Au Nigéria, au Soudan du Sud, en Somalie et au Yémen, environ 20 millions de personnes sont menacées par la famine et risquent de mourir de faim. Parmi eux, 1,4 million d’enfants qui souffrent de malnutrition sévère. Le consortium 12-12 1 a tiré la sonnette d’alarme afin de ne pas revivre le même drame humanitaire que lors de la famine de 2011. Rencontre avec son président, Pierre Verbeeren, qui croit fermement en la générosité des donateurs et en la capacité de la communauté internationale à vaincre la crise.
En Afrique, la famine menace. L’ONU parle même de la plus importante crise humanitaire depuis la Seconde Guerre mondiale. Que se passe-t-il exactement ?

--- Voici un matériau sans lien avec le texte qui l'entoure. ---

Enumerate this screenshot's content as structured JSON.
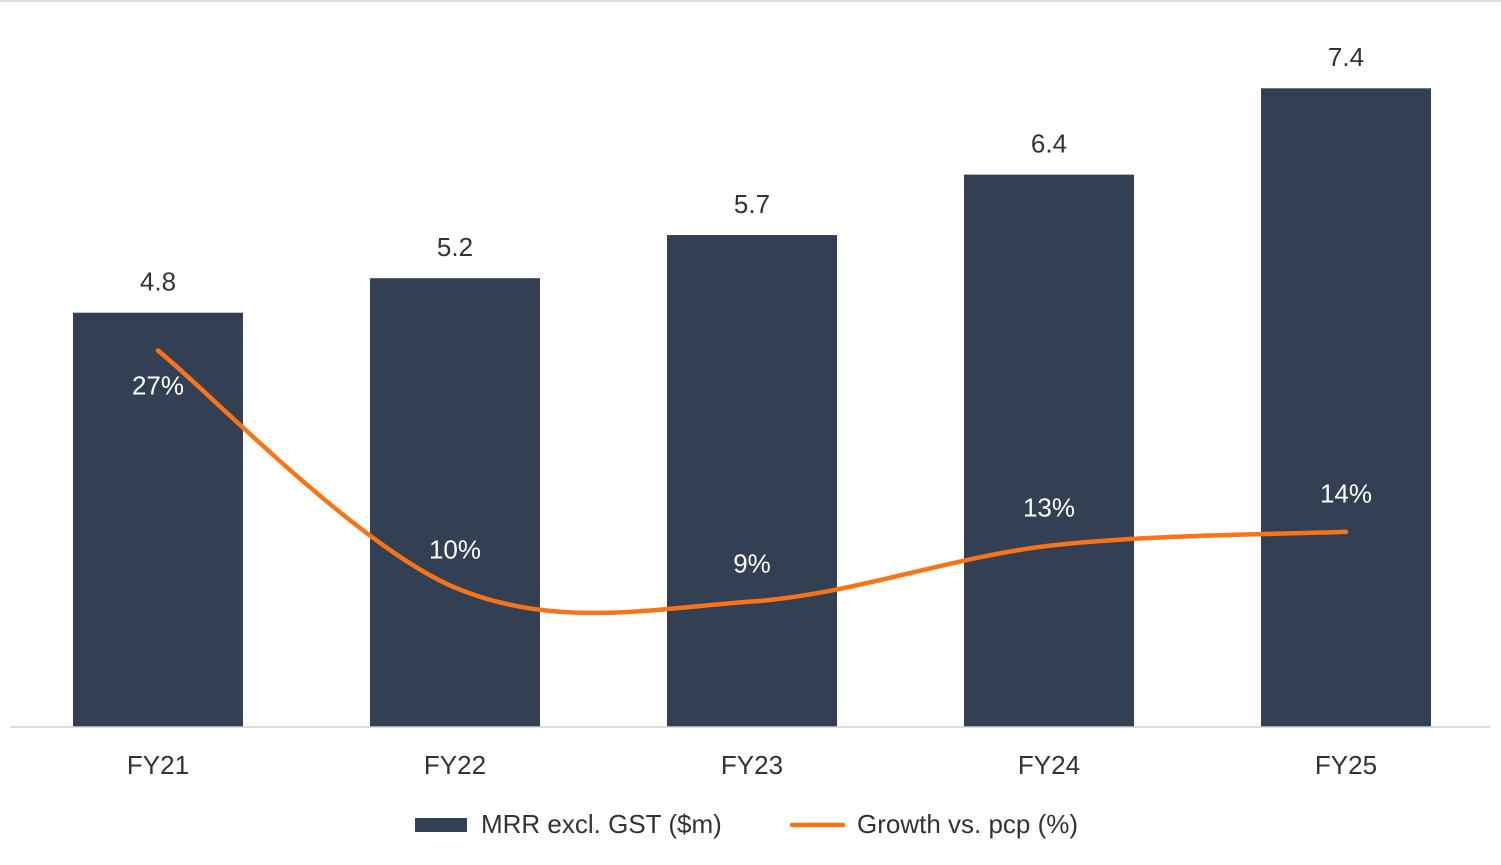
{
  "chart_data": {
    "type": "bar",
    "categories": [
      "FY21",
      "FY22",
      "FY23",
      "FY24",
      "FY25"
    ],
    "series": [
      {
        "name": "MRR excl. GST ($m)",
        "type": "bar",
        "color": "#333f52",
        "values": [
          4.8,
          5.2,
          5.7,
          6.4,
          7.4
        ]
      },
      {
        "name": "Growth vs. pcp (%)",
        "type": "line",
        "axis": "y2",
        "color": "#f77418",
        "values": [
          27,
          10,
          9,
          13,
          14
        ],
        "value_labels": [
          "27%",
          "10%",
          "9%",
          "13%",
          "14%"
        ]
      }
    ],
    "ylim": [
      0,
      8.4
    ],
    "y2lim": [
      0,
      52
    ],
    "legend": "bottom"
  }
}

De nombreux pays, majoritairement situés à l’est et au sud de l’Afrique sont effectivement dans une situation de crise alimentaire extrêmement préoccupante. L’action « Famine 12-12 » se concentre actuellement sur les quatre pays les plus fortement touchés : le Soudan du Sud, le Nigéria et la Somalie en Afrique et le Yémen dans la péninsule arabique. Si l’évolution des besoins le justifie, notre action pourrait s’étendre dans les pays voisins (Éthiopie, Ouganda, Kenya, Tchad, et Niger), où les pénuries alimentaires sont également à un niveau très alarmant.
À l’origine de la catastrophe, on trouve une terrible sécheresse provoquée par le phénomène climatique El Niño, en 2015. Dans certaines régions de Somalie, il n’a plus plu depuis deux à trois ans. L’aide humanitaire est alors absolument nécessaire pour venir au secours de populations qui ont parfois perdu l’intégralité de leurs troupeaux. Mais la sécheresse n’explique pas tout. L’autre cause, c’est évidemment le facteur humain : des conflits rendent certaines zones inaccessibles à toute intervention. S’ajoute à cela, par exemple au Soudan du Sud, l’absence totale d’État. L’ensemble de ces raisons expliquent pourquoi 20 millions de personnes, dont 1,4 million d’enfants, souffrent de malnutrition sévère... et risquent la mort si rien n’est fait !
Peut-on parler pour autant de « famine » ?
En réalité, sur le plan technique, on déclare une région en situation de famine à partir du moment où trois critères sont rencontrés : lorsque plus de 30 % des enfants de moins de cinq ans souffrent de malnutrition « aiguë sévère » ; lorsque, chaque jour, deux enfants de moins de cinq ans meurent par tranche de 10.000 habitants et, enfin, lorsque la disponibilité en eau est inférieure à quatre litres par jour et par personne et que la ration de nourriture journalière est inférieure à 2.100 calories. Dans la situation que nous connaissons, seules certaines poches de territoire sont en état de famine, principalement à cause des guerres. Les autres régions sont dites en état de « crise alimentaire aiguë », mais pourraient basculer si on ne leur vient pas urgemment en aide. Mais qu’importe ces terminologies, il y a, surtout un drame humain qui se joue...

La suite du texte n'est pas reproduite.